Basic Statistical Templates – One-Way Chi-Square Goodness-of-Fit Test
- Exact Example
Click SigmaXL > Templates &
Calculators > Basic Statistical Templates > One-Way Chi-Square
Goodness-of-Fit Test - Exact to access the One Way
Chi-Square Goodness-of-Fit Test – Exact calculator. The template
gives the following default example.
Notes
- Enter Category ID, Observed Count values and (optional) Historical
Counts. Do not modify any other part of this worksheet.
- If optional historical counts are not specified, chi-square is calculated using equal expected proportions.
- If optional Historical Counts are specified, a value must be entered for each observed count.
- The Chi-Square statistic requires that no more than 20% of cells have an
expected count less than 5 (and none of the cells have an expected count
less than 1). If this assumption is not satisfied, the Chi-Square
approximation may be invalid and Exact or Monte Carlo P-Values should be
used. In this example 40% of the cells have an expected count less than 5 so
Exact should be used.
- This example shows that the Exact P-Value is 0.5013 and the “large
sample” Chi-Square P-Value is 0.4897.
- Chi-Square Exact solves the permutation problem using enhanced
enumeration. For further details refer to the Appendix
Exact and Monte Carlo P-Values for Nonparametric and Contingency Test.
- It is important to note that while exact P-Values are “correct,”
they do not increase (or decrease) the power of a small sample test, so
they are not a solution to the problem of failure to reject the null due
to inadequate sample size.
- For data that requires more computation time than specified, Monte
Carlo P-Values provide an approximate (but unbiased) P-Value that
typically matches exact to two decimal places using 10,000 replications.
One million replications give a P-Value that is typically accurate to
three decimal places. A confidence interval (99% default) is given for
the Monte Carlo P-Values.
Monte-Carlo Example
- The Exact P-Value for this example is solved very
quickly, so Monte Carlo is not needed, but we will run it for continuity in
the example. Click Monte Carlo P-Value. Select Number of Replications =
10000 and Confidence Level for P-Value = 99%.
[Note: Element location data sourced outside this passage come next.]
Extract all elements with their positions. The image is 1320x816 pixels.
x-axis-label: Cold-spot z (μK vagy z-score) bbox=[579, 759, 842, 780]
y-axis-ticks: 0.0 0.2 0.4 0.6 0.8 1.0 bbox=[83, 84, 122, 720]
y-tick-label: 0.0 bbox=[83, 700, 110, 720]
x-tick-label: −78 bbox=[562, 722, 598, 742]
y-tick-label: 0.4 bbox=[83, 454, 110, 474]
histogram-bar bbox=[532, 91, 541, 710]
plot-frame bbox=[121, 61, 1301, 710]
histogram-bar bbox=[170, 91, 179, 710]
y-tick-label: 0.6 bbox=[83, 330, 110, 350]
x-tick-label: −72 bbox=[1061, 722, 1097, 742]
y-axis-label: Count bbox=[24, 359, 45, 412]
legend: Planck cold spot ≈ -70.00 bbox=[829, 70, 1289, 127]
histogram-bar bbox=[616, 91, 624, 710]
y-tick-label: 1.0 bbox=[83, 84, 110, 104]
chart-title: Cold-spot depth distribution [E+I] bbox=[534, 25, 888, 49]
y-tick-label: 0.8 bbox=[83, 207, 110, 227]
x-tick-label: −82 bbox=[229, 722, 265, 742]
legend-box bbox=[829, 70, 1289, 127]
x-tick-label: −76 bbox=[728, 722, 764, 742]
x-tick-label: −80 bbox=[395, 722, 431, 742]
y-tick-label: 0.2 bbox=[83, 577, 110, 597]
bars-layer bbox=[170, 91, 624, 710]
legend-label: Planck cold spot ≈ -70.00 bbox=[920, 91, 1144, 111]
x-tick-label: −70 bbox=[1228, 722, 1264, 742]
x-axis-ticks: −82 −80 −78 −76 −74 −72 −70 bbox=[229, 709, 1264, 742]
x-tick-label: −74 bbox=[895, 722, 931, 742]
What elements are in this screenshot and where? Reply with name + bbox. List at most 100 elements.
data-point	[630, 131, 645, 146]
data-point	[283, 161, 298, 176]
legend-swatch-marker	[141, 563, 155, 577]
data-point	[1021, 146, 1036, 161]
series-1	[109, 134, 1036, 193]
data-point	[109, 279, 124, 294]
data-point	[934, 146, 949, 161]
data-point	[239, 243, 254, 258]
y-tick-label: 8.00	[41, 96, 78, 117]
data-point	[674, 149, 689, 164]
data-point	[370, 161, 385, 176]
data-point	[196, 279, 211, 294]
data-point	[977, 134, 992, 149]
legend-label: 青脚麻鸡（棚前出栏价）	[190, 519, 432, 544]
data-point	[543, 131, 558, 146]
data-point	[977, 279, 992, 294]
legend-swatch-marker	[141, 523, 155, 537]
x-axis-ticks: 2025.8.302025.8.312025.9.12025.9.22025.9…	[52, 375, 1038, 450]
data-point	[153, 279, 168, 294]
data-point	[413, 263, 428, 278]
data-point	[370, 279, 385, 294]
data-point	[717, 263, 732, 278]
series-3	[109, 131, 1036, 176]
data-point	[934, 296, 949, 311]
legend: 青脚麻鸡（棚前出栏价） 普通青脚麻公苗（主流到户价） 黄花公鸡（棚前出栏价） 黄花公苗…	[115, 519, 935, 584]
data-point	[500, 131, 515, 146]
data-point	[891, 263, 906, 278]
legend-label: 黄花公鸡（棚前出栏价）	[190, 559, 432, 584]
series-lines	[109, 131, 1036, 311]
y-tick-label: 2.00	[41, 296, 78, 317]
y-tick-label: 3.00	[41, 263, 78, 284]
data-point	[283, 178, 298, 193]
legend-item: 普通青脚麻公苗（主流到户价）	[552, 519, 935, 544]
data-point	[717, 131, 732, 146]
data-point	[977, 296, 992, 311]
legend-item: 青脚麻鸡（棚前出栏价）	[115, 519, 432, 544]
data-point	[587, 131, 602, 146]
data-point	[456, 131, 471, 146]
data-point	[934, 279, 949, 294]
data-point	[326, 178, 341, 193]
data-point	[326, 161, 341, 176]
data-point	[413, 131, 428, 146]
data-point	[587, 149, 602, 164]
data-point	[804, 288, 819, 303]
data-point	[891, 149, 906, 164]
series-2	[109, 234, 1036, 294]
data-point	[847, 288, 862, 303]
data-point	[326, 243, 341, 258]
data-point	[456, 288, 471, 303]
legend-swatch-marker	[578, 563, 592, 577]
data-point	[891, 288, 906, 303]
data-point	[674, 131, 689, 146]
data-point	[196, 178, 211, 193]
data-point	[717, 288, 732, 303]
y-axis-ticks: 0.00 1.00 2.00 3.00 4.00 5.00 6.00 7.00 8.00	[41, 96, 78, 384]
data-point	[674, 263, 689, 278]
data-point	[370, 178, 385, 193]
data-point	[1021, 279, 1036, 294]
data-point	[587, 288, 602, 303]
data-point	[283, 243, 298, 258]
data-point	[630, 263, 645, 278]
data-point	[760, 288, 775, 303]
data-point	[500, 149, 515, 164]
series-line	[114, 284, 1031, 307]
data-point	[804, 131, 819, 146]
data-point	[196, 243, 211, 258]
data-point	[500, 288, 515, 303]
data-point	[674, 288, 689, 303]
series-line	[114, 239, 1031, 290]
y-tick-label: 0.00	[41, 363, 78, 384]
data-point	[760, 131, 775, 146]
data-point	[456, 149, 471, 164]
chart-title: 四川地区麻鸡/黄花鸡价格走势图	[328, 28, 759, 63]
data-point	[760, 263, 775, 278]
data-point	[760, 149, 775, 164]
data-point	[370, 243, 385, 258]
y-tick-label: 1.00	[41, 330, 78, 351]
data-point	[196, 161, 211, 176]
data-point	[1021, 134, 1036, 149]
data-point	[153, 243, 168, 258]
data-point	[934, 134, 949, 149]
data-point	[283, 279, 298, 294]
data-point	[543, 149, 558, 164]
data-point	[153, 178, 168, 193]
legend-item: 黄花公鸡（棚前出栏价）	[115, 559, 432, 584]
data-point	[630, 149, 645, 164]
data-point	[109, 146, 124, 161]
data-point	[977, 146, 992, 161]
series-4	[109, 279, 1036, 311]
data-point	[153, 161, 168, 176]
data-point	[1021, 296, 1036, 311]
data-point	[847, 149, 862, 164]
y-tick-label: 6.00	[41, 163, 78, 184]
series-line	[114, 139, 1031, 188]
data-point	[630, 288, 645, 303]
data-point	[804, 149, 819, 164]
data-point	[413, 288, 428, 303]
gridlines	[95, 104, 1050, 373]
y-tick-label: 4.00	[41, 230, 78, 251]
Tip: The Monte Carlo 99% confidence interval for P-Value is not the
same as a confidence interval on the test statistic due to data
sampling error. The confidence level for the hypothesis test
statistic is still 95%, so all reported P-Values less than .05 will
be highlighted in red to indicate significance. The 99% Monte Carlo
P-Value confidence interval is due to the uncertainty in Monte Carlo
sampling, and it becomes smaller as the number of replications
increases (irrespective of the data sample size). The Exact P-Value
will lie within the stated Monte Carlo confidence interval 99% of
the time.
- Click OK. Results
The Monte Carlo P-Value here is
0.5012 with a 99% confidence interval of 0.4896 to 0.5128. This will
be slightly different every time it is run (the Monte Carlo seed
value is derived from the system clock). The true Exact P-Value =
0.5013 lies within this confidence interval.
Small Sample Exact Sample
- Now we will consider a small sample problem. Enter
the following values for sample data in the yellow highlight region. Note
that the displayed Monte Carlo (or Exact) P-Values are cleared when new data
is entered in the template:
This example is adapted from Mehta, C.R. and Patel, N. R., IBM
SPSS Exact Tests, IBM Corp., page 44.
- Click Exact P-Value. Select
Time Limit for Exact
Computation = 60 seconds.
- Click OK. Results:
Note that the Exact P-Value is 0.0523 which is a “fail-to-reject”
of the null hypothesis (H0), but the “large sample” or “asymptotic”
Chi-Square P-Value incorrectly rejected H0 with a P-Value of 0.046.
The exact P-Value matches that given in the reference. The error can
also go the other way, where a large sample Chi-Square P-Value is a
“fail-to-reject” of the null hypothesis and the Exact P-Value is a
rejection of H0.
In conclusion, always use the Exact (or Monte Carlo) P-Value when
the Chi-Square large sample assumptions are not met.